Of course all my wind is for the most part falling on deaf and hand covered ears... all to the glee of the people taking advantage of the poorly informed CITIZENRY, and not to CONSTITUTIONALLY INFORMED CITIZENS; who would have had years of practice and would have developed a sense of SELF RELIANT REASONING; which have sadly been both willfully ignored and intentionally deadened by covert propaganda/advertising by the same gleeful people who profit from the current state of affairs.

Health care is a human

Health care is a human right, and everyone has a responsibility to contribute to the system.

However, many uninsured are essentially cut out of the healthcare system, even though they contribute to it.

If someone is working and paying Federal payroll taxes and/or income taxes, they are contributing to Medicare, Medicaid, the military, the NIHs, etc.

If someone is paying property taxes, room and meals tax, or any other state taxes, they are paying for the healthcare of teachers, firemen, police and government workers at the state, county, and town levels.

Yet we expect a low or moderate income family to then go out and buy private insurance on top of that. And pay the same premium as a family with a 6-figure income. Plus deductibles and co-pays. No wonder they show up in ERs.

I'm a state representative, but in my non-pubic life, I'm a self-employed freelance graphic designer. I have bought my own health insurance for about 25 years.

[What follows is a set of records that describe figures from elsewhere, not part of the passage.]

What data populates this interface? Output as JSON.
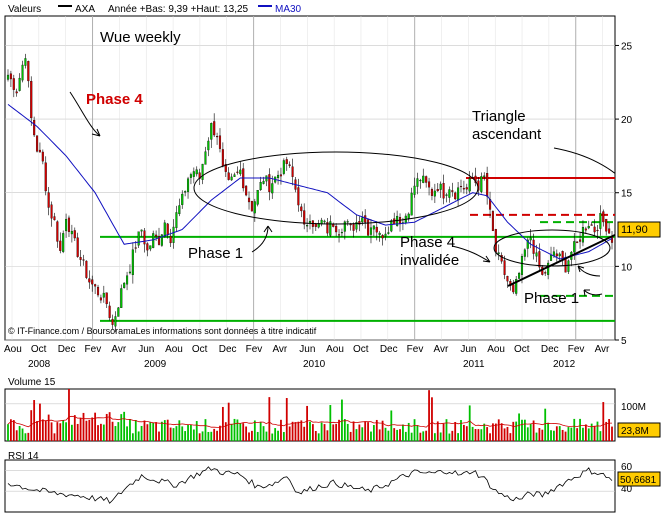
{
  "header": {
    "series_label": "Valeurs",
    "symbol": "AXA",
    "range_text": "Année +Bas: 9,39 +Haut: 13,25",
    "ma_label": "MA30"
  },
  "watermark": "© IT-Finance.com / BoursoramaLes informations sont données à titre indicatif",
  "colors": {
    "up": "#00c000",
    "down": "#d00000",
    "ma": "#1010c0",
    "support": "#00b000",
    "resistance": "#d00000",
    "grid": "#c8c8c8",
    "price_tag_bg": "#ffcc00"
  },
  "annotations": {
    "title": "Wue weekly",
    "phase4": "Phase 4",
    "phase1_left": "Phase 1",
    "phase4_inv_1": "Phase 4",
    "phase4_inv_2": "invalidée",
    "triangle_1": "Triangle",
    "triangle_2": "ascendant",
    "phase1_right": "Phase 1"
  },
  "chart_data": [
    {
      "type": "line",
      "title": "",
      "ylim": [
        5,
        27
      ],
      "y_ticks": [
        "5",
        "10",
        "15",
        "20",
        "25"
      ],
      "x_months": [
        "Aou",
        "Oct",
        "Dec",
        "Fev",
        "Avr",
        "Jun",
        "Aou",
        "Oct",
        "Dec",
        "Fev",
        "Avr",
        "Jun",
        "Aou",
        "Oct",
        "Dec",
        "Fev",
        "Avr",
        "Jun",
        "Aou",
        "Oct",
        "Dec",
        "Fev",
        "Avr"
      ],
      "x_years": [
        "2008",
        "2009",
        "2010",
        "2011",
        "2012"
      ],
      "last_price": "11,90",
      "price_anchors": [
        [
          0,
          23
        ],
        [
          3,
          22
        ],
        [
          6,
          24.5
        ],
        [
          8,
          20
        ],
        [
          10,
          18
        ],
        [
          12,
          17
        ],
        [
          14,
          14
        ],
        [
          16,
          13
        ],
        [
          18,
          11
        ],
        [
          20,
          13.5
        ],
        [
          22,
          12
        ],
        [
          24,
          11
        ],
        [
          26,
          10
        ],
        [
          28,
          9
        ],
        [
          30,
          8.5
        ],
        [
          32,
          8
        ],
        [
          34,
          7.5
        ],
        [
          36,
          6
        ],
        [
          38,
          7.5
        ],
        [
          40,
          9
        ],
        [
          42,
          10
        ],
        [
          44,
          11.5
        ],
        [
          46,
          12.5
        ],
        [
          48,
          11
        ],
        [
          50,
          12
        ],
        [
          52,
          11.8
        ],
        [
          54,
          13
        ],
        [
          56,
          12
        ],
        [
          58,
          13.5
        ],
        [
          60,
          14.5
        ],
        [
          62,
          16
        ],
        [
          64,
          16.5
        ],
        [
          66,
          16
        ],
        [
          68,
          18
        ],
        [
          70,
          19.5
        ],
        [
          72,
          19
        ],
        [
          74,
          16.5
        ],
        [
          76,
          15.5
        ],
        [
          78,
          16
        ],
        [
          80,
          16.5
        ],
        [
          82,
          15
        ],
        [
          84,
          14
        ],
        [
          86,
          15
        ],
        [
          88,
          16
        ],
        [
          90,
          15.5
        ],
        [
          92,
          16
        ],
        [
          94,
          16.5
        ],
        [
          96,
          17
        ],
        [
          98,
          16
        ],
        [
          100,
          14.5
        ],
        [
          102,
          12.5
        ],
        [
          104,
          13.5
        ],
        [
          106,
          12.5
        ],
        [
          108,
          13
        ],
        [
          110,
          12.5
        ],
        [
          112,
          13
        ],
        [
          114,
          12.5
        ],
        [
          116,
          13
        ],
        [
          118,
          12.5
        ],
        [
          120,
          13
        ],
        [
          122,
          13.5
        ],
        [
          124,
          12.5
        ],
        [
          126,
          13
        ],
        [
          128,
          12
        ],
        [
          130,
          12.5
        ],
        [
          132,
          13
        ],
        [
          134,
          13.5
        ],
        [
          136,
          13
        ],
        [
          138,
          14
        ],
        [
          140,
          15.5
        ],
        [
          142,
          16
        ],
        [
          144,
          15.5
        ],
        [
          146,
          15
        ],
        [
          148,
          15.5
        ],
        [
          150,
          15
        ],
        [
          152,
          15.5
        ],
        [
          154,
          15
        ],
        [
          156,
          15.5
        ],
        [
          158,
          15.2
        ],
        [
          160,
          16
        ],
        [
          162,
          15.5
        ],
        [
          164,
          16
        ],
        [
          166,
          13.5
        ],
        [
          168,
          11
        ],
        [
          170,
          10
        ],
        [
          172,
          9
        ],
        [
          174,
          8
        ],
        [
          176,
          9.5
        ],
        [
          178,
          11
        ],
        [
          180,
          12
        ],
        [
          182,
          10.5
        ],
        [
          184,
          9.3
        ],
        [
          186,
          10
        ],
        [
          188,
          11
        ],
        [
          190,
          10.5
        ],
        [
          192,
          10
        ],
        [
          194,
          11
        ],
        [
          196,
          11.5
        ],
        [
          198,
          12.5
        ],
        [
          200,
          13
        ],
        [
          202,
          12.5
        ],
        [
          204,
          13.2
        ],
        [
          206,
          12.8
        ],
        [
          208,
          11.9
        ]
      ],
      "ma30_anchors": [
        [
          0,
          21
        ],
        [
          10,
          19.5
        ],
        [
          20,
          17.5
        ],
        [
          30,
          15
        ],
        [
          40,
          11.5
        ],
        [
          50,
          11.8
        ],
        [
          60,
          12.5
        ],
        [
          70,
          14.5
        ],
        [
          80,
          16
        ],
        [
          90,
          16
        ],
        [
          100,
          15.5
        ],
        [
          110,
          15
        ],
        [
          120,
          13.5
        ],
        [
          130,
          12.8
        ],
        [
          140,
          13
        ],
        [
          150,
          14
        ],
        [
          160,
          15
        ],
        [
          165,
          14.8
        ],
        [
          172,
          13
        ],
        [
          180,
          11.5
        ],
        [
          190,
          10.5
        ],
        [
          200,
          11
        ],
        [
          208,
          11.9
        ]
      ],
      "horizontal_levels": {
        "support_main": 12,
        "support_low": 6.3,
        "resistance": 16,
        "resistance_dashed": 13.5,
        "green_dashed_upper": 13,
        "green_dashed_lower": 8
      }
    },
    {
      "type": "bar",
      "title": "Volume 15",
      "ylim": [
        0,
        140
      ],
      "y_ticks": [
        "100M"
      ],
      "last_value": "23,8M"
    },
    {
      "type": "line",
      "title": "RSI 14",
      "ylim": [
        20,
        70
      ],
      "y_ticks": [
        "40",
        "60"
      ],
      "last_value": "50,6681",
      "rsi_anchors": [
        [
          0,
          48
        ],
        [
          8,
          42
        ],
        [
          16,
          38
        ],
        [
          24,
          36
        ],
        [
          32,
          32
        ],
        [
          36,
          30
        ],
        [
          40,
          42
        ],
        [
          46,
          55
        ],
        [
          52,
          50
        ],
        [
          58,
          46
        ],
        [
          64,
          55
        ],
        [
          70,
          62
        ],
        [
          74,
          58
        ],
        [
          80,
          56
        ],
        [
          86,
          44
        ],
        [
          92,
          48
        ],
        [
          96,
          55
        ],
        [
          100,
          38
        ],
        [
          106,
          44
        ],
        [
          112,
          48
        ],
        [
          118,
          44
        ],
        [
          124,
          40
        ],
        [
          130,
          46
        ],
        [
          136,
          54
        ],
        [
          140,
          58
        ],
        [
          146,
          57
        ],
        [
          152,
          60
        ],
        [
          156,
          55
        ],
        [
          160,
          60
        ],
        [
          164,
          52
        ],
        [
          168,
          40
        ],
        [
          172,
          34
        ],
        [
          176,
          32
        ],
        [
          180,
          38
        ],
        [
          184,
          36
        ],
        [
          190,
          46
        ],
        [
          196,
          55
        ],
        [
          200,
          60
        ],
        [
          204,
          57
        ],
        [
          208,
          51
        ]
      ]
    }
  ]
}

In the past year, my business had a significant downturn. In May, my insurance premium went up 35%. I finally had to drop my health insurance. While right now I could afford to pay SOME money toward health insurance, I certainly cannot pay what the private plans charge, and I can't buy into a government plan. I'm almost 59 and while I'm in good health now, staying healthy and getting good primary care is essential, but I'm shut out of the system. If I did have a serious accident or illness, I could face bankruptcy.

All the years I paid into health insurance now counts for nothing.

As a state rep, I could buy into the state health plan. But I can only afford about half the premium that is charged.

The states surrounding NH have all put in place plans to move to universal health care, and have provided an avenue for the uninsured to be included in the healthcare system. It's time NH did that too.